Bütünleyici parçanın (muhdesat) arzın paydaşlarına (ortaklarına) değil de üçüncü şahsa ait olduğunun anlaşılması halinde bu kimseyi muhdesat sahibi olarak davaya dahil etme ve ona satış bedelinden pay vermek mümkün değildir.
Somut olaya gelince; davalı ..., dava konusu taşınmazlar hakkında diğer paydaşlarla aralarında yaptıkları rızai taksime göre kendisine düşen 492 parsel sayılı taşınmaz üzerine bağ evi yaptığını ve muhtelif sayıda meyve ağacı diktiğini ileri sürerek muhdesat iddiasında bulunmuştur. Davacılar vekili, davalının muhdesat iddiasını kabul etmediklerini bildirmiş; ancak mahkemece, bu hususta herhangi bir değerlendirme yapılmadığı gibi adı geçen davalıya muhdesat iddiasıyla ilgili olarak dava açmak üzere imkan ve süre de tanınmadığı anlaşılmıştır.

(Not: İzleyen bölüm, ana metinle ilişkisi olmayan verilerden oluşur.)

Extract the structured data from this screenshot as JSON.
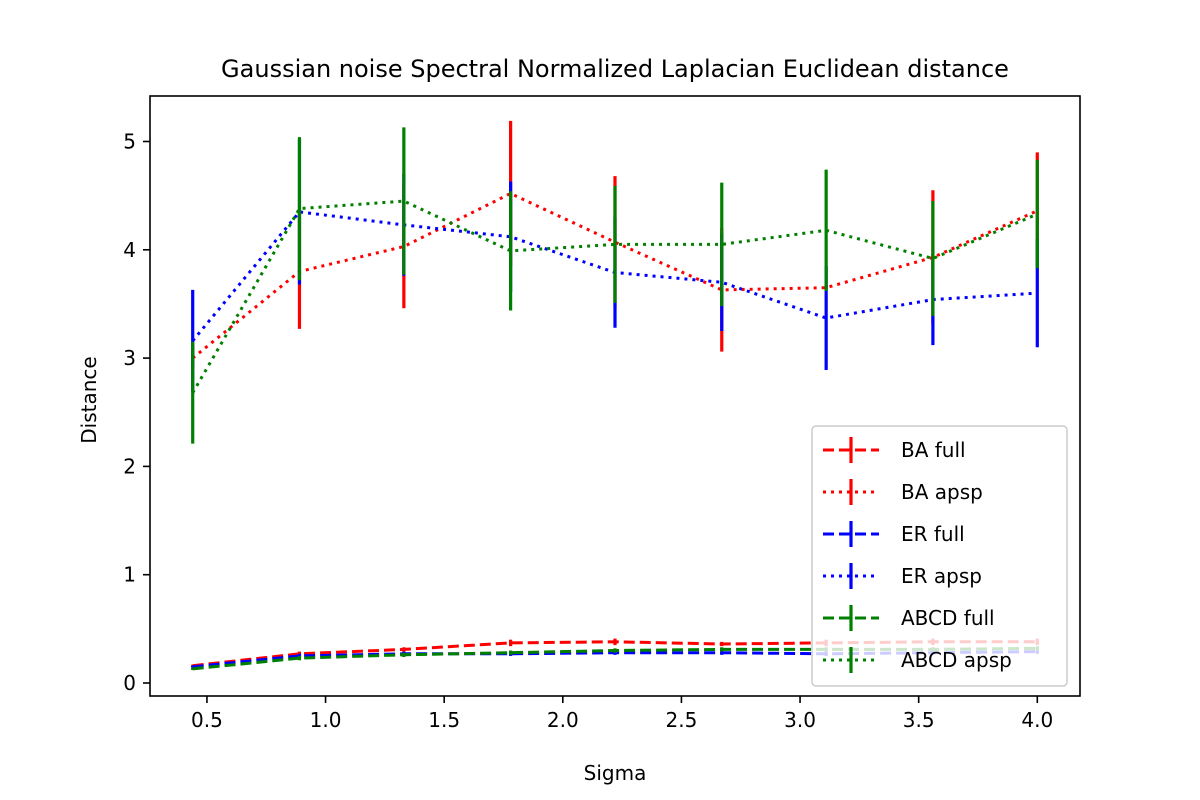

Bu durumda mahkemece, taraflar arasında ittifak sağlanamadığı göz önüne alınarak muhdesat iddiasında bulunan davalı ..."ya bu konuda dava açmak üzere uygun bir süre verilmesi ve dava açıldığı takdirde sonucunun beklenmesi; daha sonra gerektiği takdirde bilirkişiden ek rapor alınarak, dava konusu 492 parsel sayılı taşınmazın tespit edilen toplam değerinin ne kadarının arza ne kadarının muhdesata isabet ettiğinin yüzdelik oran kurulmak suretiyle belirlenmesi ve muhdesata isabet eden kısmın muhdesat sahibi paydaşa, geri kalan kısmın ise tapu kaydı ve mirasçılık belgesindeki payları oranında tüm paydaşlara dağıtılması gerekirken, bu hususlar göz ardı edilerek yazılı şekilde hüküm kurulması doğru görülmemiş; bu nedenle dava konusu 492 parsel sayılı taşınmaz yönünden hükmün bozulması gerekmiştir.
SONUÇ: Yukarıda açıklanan nedenlerle davalı ..."nın temyiz itirazlarının kabulü ile dava konusu 492 parsel sayılı taşınmaz yönünden hükmün BOZULMASINA, peşin yatırılan harcın yatırana iadesine, 25.02.2021 tarihinde oy birliğiyle karar verildi.